Unmanned video surveillance uses 'detective' algorithm

A new algorithm for intelligent video surveillance could allow for greater accuracy by doing a bit of detective work, raising concerns over the future of automated surveillance by a privacy and civil liberties watchdog.

Researchers at MIT have developed a way to allow for instant analysis of surveillance footage that can help pick out specific individuals without the need for a human eye.

Surveillance networks often involve constant monitoring by humans to watch for individuals or events that could pose a risk.  

It is difficult for humans to monitor multiple screens for hours at a time, and traditional software aimed at analysing footage is unable to make intelligent use of tools.

Existing computer vision systems are slow and prone to mistakes, according to the researchers, and a method for immediately alerting staff to a real risk – and not a cat out on an evening stroll.
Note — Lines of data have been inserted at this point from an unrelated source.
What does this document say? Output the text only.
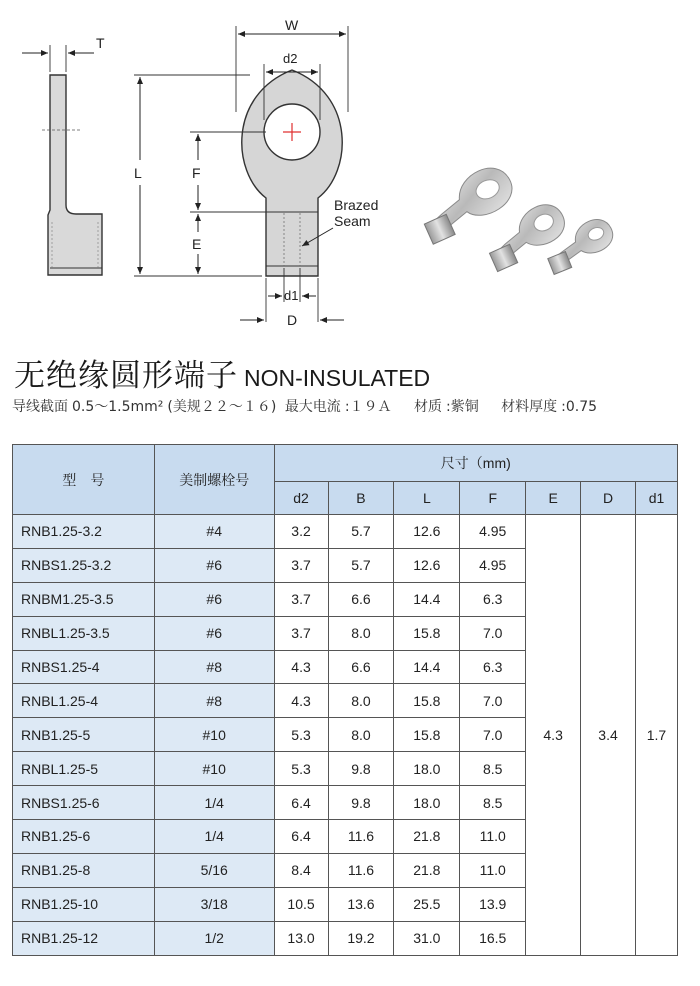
T
W
d2
L	F
E
d1
D
Brazed
Seam
无绝缘圆形端子 NON-INSULATED
导线截面 0.5～1.5mm² (美规２２～１６) 最大电流 :１９Ａ 材质 :紫铜 材料厚度 :0.75
型　号	美制螺栓号	尺寸（mm)						
		d2	B	L	F	E	D	d1
RNB1.25-3.2	#4	3.2	5.7	12.6	4.95	4.3	3.4	1.7
RNBS1.25-3.2	#6	3.7	5.7	12.6	4.95			
RNBM1.25-3.5	#6	3.7	6.6	14.4	6.3			
RNBL1.25-3.5	#6	3.7	8.0	15.8	7.0			
RNBS1.25-4	#8	4.3	6.6	14.4	6.3			
RNBL1.25-4	#8	4.3	8.0	15.8	7.0			
RNB1.25-5	#10	5.3	8.0	15.8	7.0			
RNBL1.25-5	#10	5.3	9.8	18.0	8.5			
RNBS1.25-6	1/4	6.4	9.8	18.0	8.5			
RNB1.25-6	1/4	6.4	11.6	21.8	11.0			
RNB1.25-8	5/16	8.4	11.6	21.8	11.0			
RNB1.25-10	3/18	10.5	13.6	25.5	13.9			
RNB1.25-12	1/2	13.0	19.2	31.0	16.5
Camera based surveillance systems can already analyse a number of algorithms within a video feed, giving information skin detection, or background detection to sense when something is moving through a scene.

The algorithm-based system the researchers are working on uses contextual knowledge to decide which piece of analytical software is relevant in deciphering the importance of a moving object.

This could mean, for example, that in an airport setting, a skin detection software could then trigger a cross reference with a database to find a specific individual, before alerting staff to their presence.

In other settings an object moving in an unusual way could set an alarm, or too many objects or people in one scene.

Of course, there are concerns that, while the technology could lead to increased surveillance over innocent civilians.

Nick Pickles, director of civil liberties and privacy campaign group Big Brother Watch, believes ‘passive surveillance’ through automation could be used on a larger scale. 

“The main area of concern is how artificial intelligence can enable passive-surveillance such as CCTV to become a directed way of tracking individuals or certain characteristics irrelevant of whether someone is suspected of wrongdoing,”  Pickles said, speaking with TechEye.

“Existing surveillance infrastructure will take on an entirely new role as the front line of population screening, looking for pre-determined characteristics and behaviour.”

According to Pickles, while there could be efficiencies measured by certain metrics, handing power over to automated tools will have a knock on civil liberties.

“It’s far from clear that delegating more decisions to computers is going to improve security,” he said, “rather than swamping staff with false positives and infringing on the civil liberties of those who, through no fault of their own, trigger algorithms in some distant control room.”